Que la cour cantonale ait statué en instance unique est certes contraire aux
exigences de l'art. 75 al. 2 LTF, mais cette disposition n'est actuellement pas
en vigueur, les cantons disposant encore d'un délai pour s'adapter au nouveau
droit (art. 130 al. 2 LTF).

1.3 Le recours en matière civile peut être interjeté pour violation du droit
fédéral (art. 95 let. a LTF), y compris le droit constitutionnel (ATF 135 III
670 consid. 1.4 p. 674; 134 III 379 consid. 1.2 p. 382). Le Tribunal fédéral
applique le droit d'office (art. 106 al. 1 LTF). Il n'est pas limité par les
arguments soulevés dans le recours ni par la motivation retenue par l'autorité
précédente; il peut donc admettre un recours pour d'autres motifs que ceux qui
ont été articulés, ou à l'inverse, rejeter un recours en adoptant une
argumentation différente de celle de l'autorité précédente (ATF 135 III 397
consid. 1.4 et l'arrêt cité). Compte tenu de l'exigence de motivation contenue
à l'art. 42 al. 1 et 2 LTF, sous peine d'irrecevabilité (art. 108 al. 1 let. b
LTF), le Tribunal fédéral n'examine en principe que les griefs invoqués; il
n'est pas tenu de traiter, comme le ferait une autorité de première instance,
toutes les questions juridiques qui se posent, lorsque celles-ci ne sont plus
discutées devant lui (ATF 135 III 397 consid. 1.4). Par exception à la règle
selon laquelle il applique le droit d'office, il ne peut entrer en matière sur
la violation d'un droit constitutionnel ou sur une question relevant du droit
cantonal ou intercantonal que si le grief a été invoqué et motivé de manière
précise par la partie recourante (art. 106 al. 2 LTF; ATF 135 III 397 consid.
1.4 in fine).

1.4 Le Tribunal fédéral conduit son raisonnement juridique sur la base des
faits établis par l'autorité précédente (art. 105 al. 1 LTF). Il ne peut s'en
écarter que si les constatations factuelles de l'autorité cantonale ont été
établies de façon manifestement inexacte - notion qui correspond à celle
d'arbitraire telle que l'entend l'art. 9 Cst. (ATF 135 III 127 consid. 1.5 p.
130, 397 consid. 1.5) - ou en violation du droit au sens de l'art. 95 LTF (art.
105 al. 2 LTF).

La partie recourante qui entend s'écarter des constatations de l'autorité
précédente doit expliquer de manière circonstanciée en quoi les conditions
d'une exception prévue par l'art. 105 al. 2 LTF seraient réalisées, faute de
quoi il n'est pas possible de tenir compte d'un état de fait qui diverge de
celui contenu dans la décision attaquée (ATF 133 IV 286 consid. 1.4 et 6.2). Le
recourant ne peut de toute manière demander une correction de l'état de fait
que si celle-ci est susceptible d'influer sur le sort de la cause (art. 97 al.
1 LTF). Aucun fait nouveau ni preuve nouvelle ne peut être présenté à moins de
résulter de la décision de l'autorité précédente (art. 99 al. 1 LTF).
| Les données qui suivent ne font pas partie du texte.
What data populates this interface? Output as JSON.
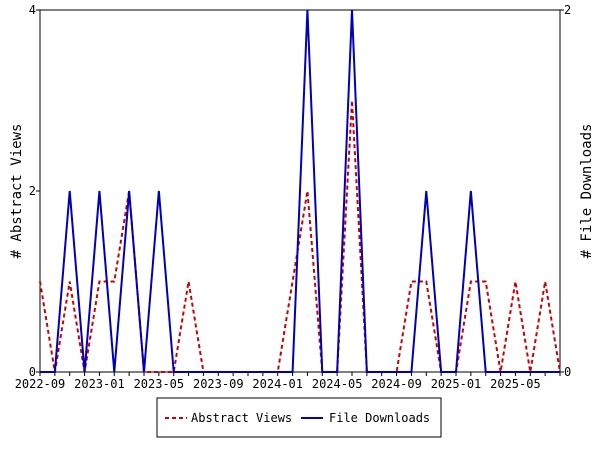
{
  "chart_data": {
    "type": "line",
    "x": [
      "2022-09",
      "2022-10",
      "2022-11",
      "2022-12",
      "2023-01",
      "2023-02",
      "2023-03",
      "2023-04",
      "2023-05",
      "2023-06",
      "2023-07",
      "2023-08",
      "2023-09",
      "2023-10",
      "2023-11",
      "2023-12",
      "2024-01",
      "2024-02",
      "2024-03",
      "2024-04",
      "2024-05",
      "2024-06",
      "2024-07",
      "2024-08",
      "2024-09",
      "2024-10",
      "2024-11",
      "2024-12",
      "2025-01",
      "2025-02",
      "2025-03",
      "2025-04",
      "2025-05",
      "2025-06",
      "2025-07",
      "2025-08"
    ],
    "xtick_labels": [
      "2022-09",
      "2023-01",
      "2023-05",
      "2023-09",
      "2024-01",
      "2024-05",
      "2024-09",
      "2025-01",
      "2025-05"
    ],
    "series": [
      {
        "name": "Abstract Views",
        "axis": "left",
        "color": "#cc0000",
        "style": "dashed",
        "values": [
          1,
          0,
          1,
          0,
          1,
          1,
          2,
          0,
          0,
          0,
          1,
          0,
          0,
          0,
          0,
          0,
          0,
          1,
          2,
          0,
          0,
          3,
          0,
          0,
          0,
          1,
          1,
          0,
          0,
          1,
          1,
          0,
          1,
          0,
          1,
          0
        ]
      },
      {
        "name": "File Downloads",
        "axis": "right",
        "color": "#0000bb",
        "style": "solid",
        "values": [
          0,
          0,
          1,
          0,
          1,
          0,
          1,
          0,
          1,
          0,
          0,
          0,
          0,
          0,
          0,
          0,
          0,
          0,
          2,
          0,
          0,
          2,
          0,
          0,
          0,
          0,
          1,
          0,
          0,
          1,
          0,
          0,
          0,
          0,
          0,
          0
        ]
      }
    ],
    "ylabel_left": "# Abstract Views",
    "ylabel_right": "# File Downloads",
    "ylim_left": [
      0,
      4
    ],
    "ylim_right": [
      0,
      2
    ],
    "yticks_left": [
      "0",
      "2",
      "4"
    ],
    "yticks_right": [
      "0",
      "2"
    ],
    "grid": false,
    "legend_placement": "bottom-center"
  }
}
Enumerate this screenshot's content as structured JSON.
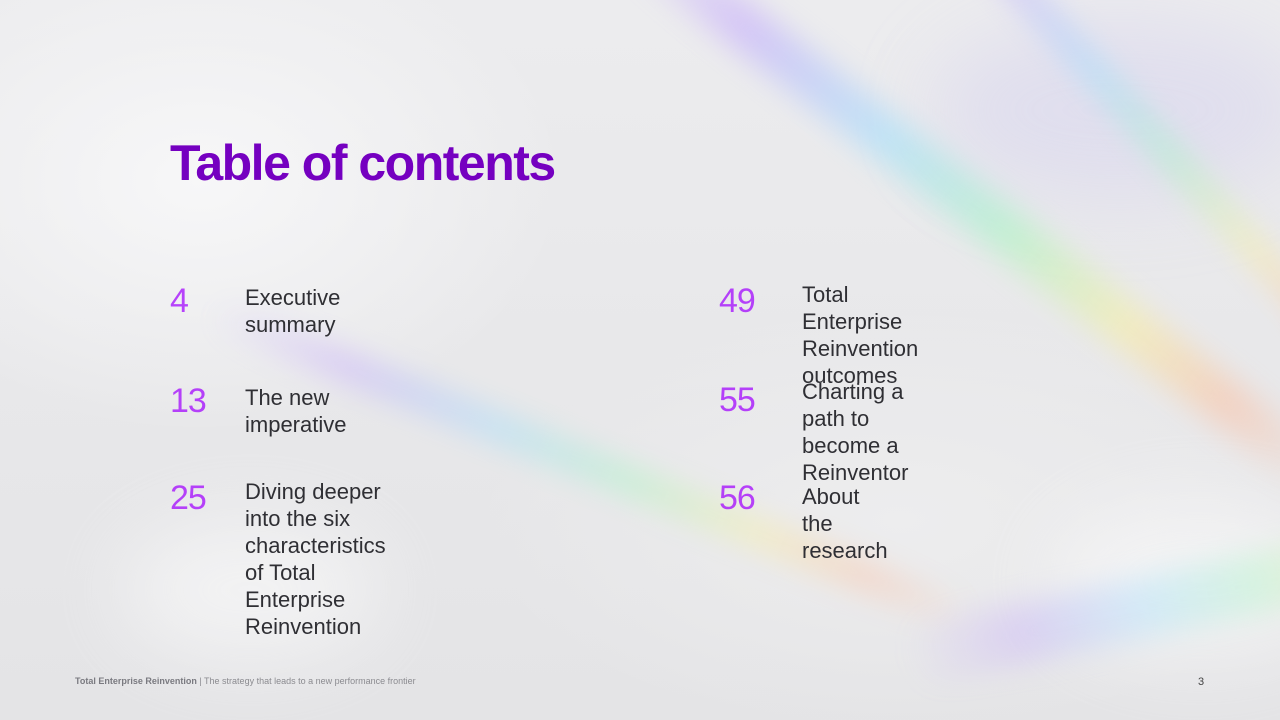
{
  "page": {
    "title": "Table of contents",
    "page_number": "3"
  },
  "toc": [
    {
      "number": "4",
      "label": "Executive summary"
    },
    {
      "number": "13",
      "label": "The new imperative"
    },
    {
      "number": "25",
      "label": "Diving deeper into the six characteristics\nof Total Enterprise Reinvention"
    },
    {
      "number": "49",
      "label": "Total Enterprise\nReinvention outcomes"
    },
    {
      "number": "55",
      "label": "Charting a path to\nbecome a Reinventor"
    },
    {
      "number": "56",
      "label": "About the research"
    }
  ],
  "footer": {
    "report_name": "Total Enterprise Reinvention",
    "separator": " | ",
    "tagline": "The strategy that leads to a new performance frontier"
  },
  "colors": {
    "title": "#7500c0",
    "number": "#a100ff",
    "text": "#2f2f34"
  }
}
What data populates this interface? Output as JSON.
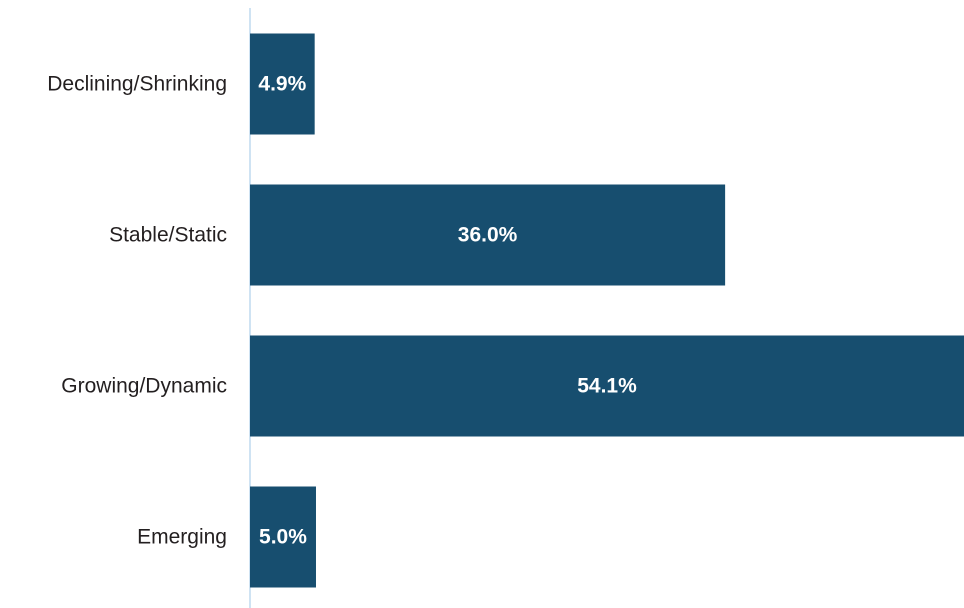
{
  "chart_data": {
    "type": "bar",
    "orientation": "horizontal",
    "categories": [
      "Declining/Shrinking",
      "Stable/Static",
      "Growing/Dynamic",
      "Emerging"
    ],
    "values": [
      4.9,
      36.0,
      54.1,
      5.0
    ],
    "value_labels": [
      "4.9%",
      "36.0%",
      "54.1%",
      "5.0%"
    ],
    "xlim": [
      0,
      54.1
    ],
    "grid": false,
    "legend": "none",
    "colors": {
      "bar": "#174e6f",
      "axis": "#cfe3f3",
      "label": "#231f20",
      "value_label": "#ffffff"
    }
  }
}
1.5 Le Tribunal fédéral ne peut aller au-delà des conclusions des parties (art.
107 al. 1 LTF). Toute conclusion nouvelle est irrecevable (art. 99 al. 2 LTF).

S'il admet le recours, le Tribunal fédéral peut statuer lui-même sur le fond ou
renvoyer l'affaire à l'autorité précédente pour qu'elle prenne une nouvelle
décision. Il doit renvoyer la cause à l'autorité précédente lorsque les
constatations de fait sont insuffisantes pour trancher le problème de droit qui
se pose (ATF 133 IV 293 consid. 3.4; 129 III 422 consid. 4 p. 426, 514 consid.
3.2.4 et 4.2).

2.
2.1 Les demandeurs et intimés invoquent à l'encontre des recourants la
responsabilité des administrateurs.

Selon l'art. 754 al. 1 CO, les membres du conseil d'administration et toutes
les personnes qui s'occupent de la gestion ou de la liquidation répondent à
l'égard de la société, de même qu'envers chaque actionnaire ou créancier
social, du dommage qu'ils leur causent en manquant intentionnellement ou par
négligence à leur devoir.

La responsabilité des administrateurs est donc subordonnée à la réunion des
quatre conditions générales suivantes: la violation d'un devoir, une faute
(intentionnelle ou par négligence), un dommage et l'existence d'un rapport de
causalité (naturelle et adéquate) entre la violation du devoir et la survenance
du préjudice; il appartient au demandeur à l'action en responsabilité de
prouver la réalisation de ces conditions (art. 8 CC), qui sont cumulatives (ATF
132 III 564 consid. 4.2 p. 572 et les arrêts cités).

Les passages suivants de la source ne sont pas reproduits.